Hypertrial comes with a built-in CLI:

```bash
# List available strategies
hypertrial --list

# Run backtest with a specific strategy
hypertrial --strategy dynamic_dca

# Run backtest for all strategies
hypertrial --backtest-all --output-dir results

# Backtest multiple strategy files from custom paths
hypertrial --strategy-files path/to/strategy1.py path/to/strategy2.py --output-dir results

# Backtest all Python files in a directory
hypertrial --strategy-dir path/to/strategies/dir --output-dir results

# Backtest files matching a glob pattern
hypertrial --glob-pattern "strategies/batch_*.py" --output-dir results

# Process many strategies in parallel
hypertrial --strategy-dir strategies/ --processes 4 --output-dir results

# Process large sets of strategies in batches to manage memory
hypertrial --glob-pattern "*.py" --batch-size 10 --output-dir results

# Disable plots during backtest
hypertrial --strategy my_strategy --no-plots
```

## What is DCA?

Dollar-Cost Averaging (DCA) is an investment strategy where you invest a fixed amount at regular intervals, regardless of price. With Bitcoin, DCA helps mitigate volatility while accumulating BTC over time.
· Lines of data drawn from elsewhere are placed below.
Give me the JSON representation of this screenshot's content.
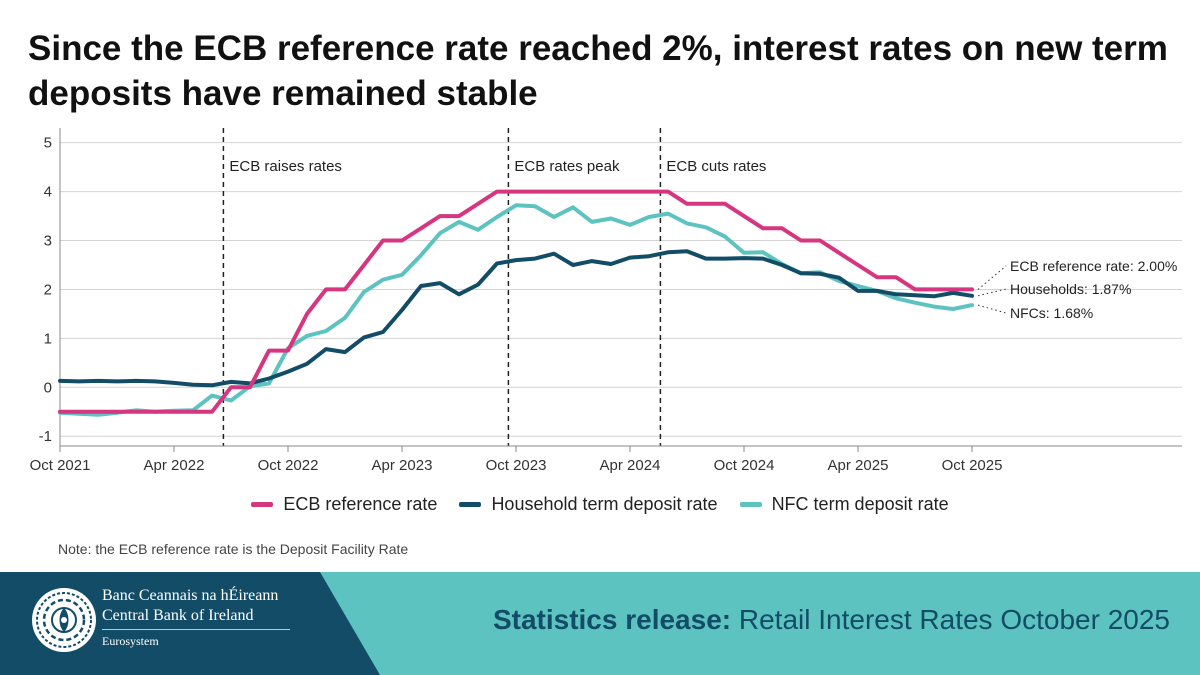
{
  "title": "Since the ECB reference rate reached 2%, interest rates on new term deposits have remained stable",
  "note": "Note: the ECB reference rate is the Deposit Facility Rate",
  "footer": {
    "bank_name_irish": "Banc Ceannais na hÉireann",
    "bank_name_english": "Central Bank of Ireland",
    "eurosystem": "Eurosystem",
    "release_bold": "Statistics release:",
    "release_text": "Retail Interest Rates October 2025"
  },
  "colors": {
    "ecb": "#d6357f",
    "household": "#134c67",
    "nfc": "#5cc3c0",
    "footer_dark": "#134c67",
    "footer_teal": "#5cc3c0"
  },
  "chart_data": {
    "type": "line",
    "title": "Since the ECB reference rate reached 2%, interest rates on new term deposits have remained stable",
    "xlabel": "",
    "ylabel": "",
    "ylim": [
      -1.2,
      5.3
    ],
    "yticks": [
      -1,
      0,
      1,
      2,
      3,
      4,
      5
    ],
    "x_start": "Oct 2021",
    "x_count": 49,
    "xtick_labels": [
      {
        "index": 0,
        "label": "Oct 2021"
      },
      {
        "index": 6,
        "label": "Apr 2022"
      },
      {
        "index": 12,
        "label": "Oct 2022"
      },
      {
        "index": 18,
        "label": "Apr 2023"
      },
      {
        "index": 24,
        "label": "Oct 2023"
      },
      {
        "index": 30,
        "label": "Apr 2024"
      },
      {
        "index": 36,
        "label": "Oct 2024"
      },
      {
        "index": 42,
        "label": "Apr 2025"
      },
      {
        "index": 48,
        "label": "Oct 2025"
      }
    ],
    "series": [
      {
        "name": "ECB reference rate",
        "color": "#d6357f",
        "values": [
          -0.5,
          -0.5,
          -0.5,
          -0.5,
          -0.5,
          -0.5,
          -0.5,
          -0.5,
          -0.5,
          0,
          0,
          0.75,
          0.75,
          1.5,
          2,
          2,
          2.5,
          3,
          3,
          3.25,
          3.5,
          3.5,
          3.75,
          4,
          4,
          4,
          4,
          4,
          4,
          4,
          4,
          4,
          4,
          3.75,
          3.75,
          3.75,
          3.5,
          3.25,
          3.25,
          3,
          3,
          2.75,
          2.5,
          2.25,
          2.25,
          2,
          2,
          2,
          2
        ]
      },
      {
        "name": "Household term deposit rate",
        "color": "#134c67",
        "values": [
          0.13,
          0.12,
          0.13,
          0.12,
          0.13,
          0.12,
          0.09,
          0.05,
          0.04,
          0.11,
          0.08,
          0.18,
          0.32,
          0.48,
          0.78,
          0.72,
          1.02,
          1.13,
          1.58,
          2.07,
          2.13,
          1.9,
          2.1,
          2.53,
          2.6,
          2.63,
          2.73,
          2.5,
          2.58,
          2.52,
          2.65,
          2.68,
          2.76,
          2.78,
          2.63,
          2.63,
          2.64,
          2.63,
          2.5,
          2.33,
          2.32,
          2.24,
          1.97,
          1.97,
          1.9,
          1.88,
          1.86,
          1.93,
          1.87
        ]
      },
      {
        "name": "NFC term deposit rate",
        "color": "#5cc3c0",
        "values": [
          -0.52,
          -0.54,
          -0.56,
          -0.52,
          -0.47,
          -0.5,
          -0.48,
          -0.47,
          -0.17,
          -0.27,
          0.02,
          0.08,
          0.8,
          1.05,
          1.15,
          1.42,
          1.95,
          2.2,
          2.3,
          2.7,
          3.15,
          3.38,
          3.22,
          3.48,
          3.72,
          3.7,
          3.48,
          3.68,
          3.38,
          3.45,
          3.32,
          3.48,
          3.55,
          3.35,
          3.27,
          3.08,
          2.75,
          2.76,
          2.52,
          2.33,
          2.35,
          2.17,
          2.07,
          1.97,
          1.82,
          1.73,
          1.65,
          1.6,
          1.68
        ]
      }
    ],
    "events": [
      {
        "label": "ECB raises rates",
        "index": 8.6
      },
      {
        "label": "ECB rates peak",
        "index": 23.6
      },
      {
        "label": "ECB cuts rates",
        "index": 31.6
      }
    ],
    "end_labels": [
      {
        "series": 0,
        "label": "ECB reference rate: 2.00%"
      },
      {
        "series": 1,
        "label": "Households: 1.87%"
      },
      {
        "series": 2,
        "label": "NFCs: 1.68%"
      }
    ]
  }
}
Hypertrial extends this concept by allowing for "dynamic" DCA - varying the purchase amounts strategically while maintaining the same total investment.

## Resources

- **GitHub Repository**: [github.com/mattfaltyn/hypertrial](https://github.com/mattfaltyn/hypertrial)
- **PyPI Package**: [pypi.org/project/hypertrial](https://pypi.org/project/hypertrial/)
- **Documentation**: Available in the repository's tutorials directory
- **Issue Tracker**: Submit issues on GitHub

## License

This project is available under the MIT License.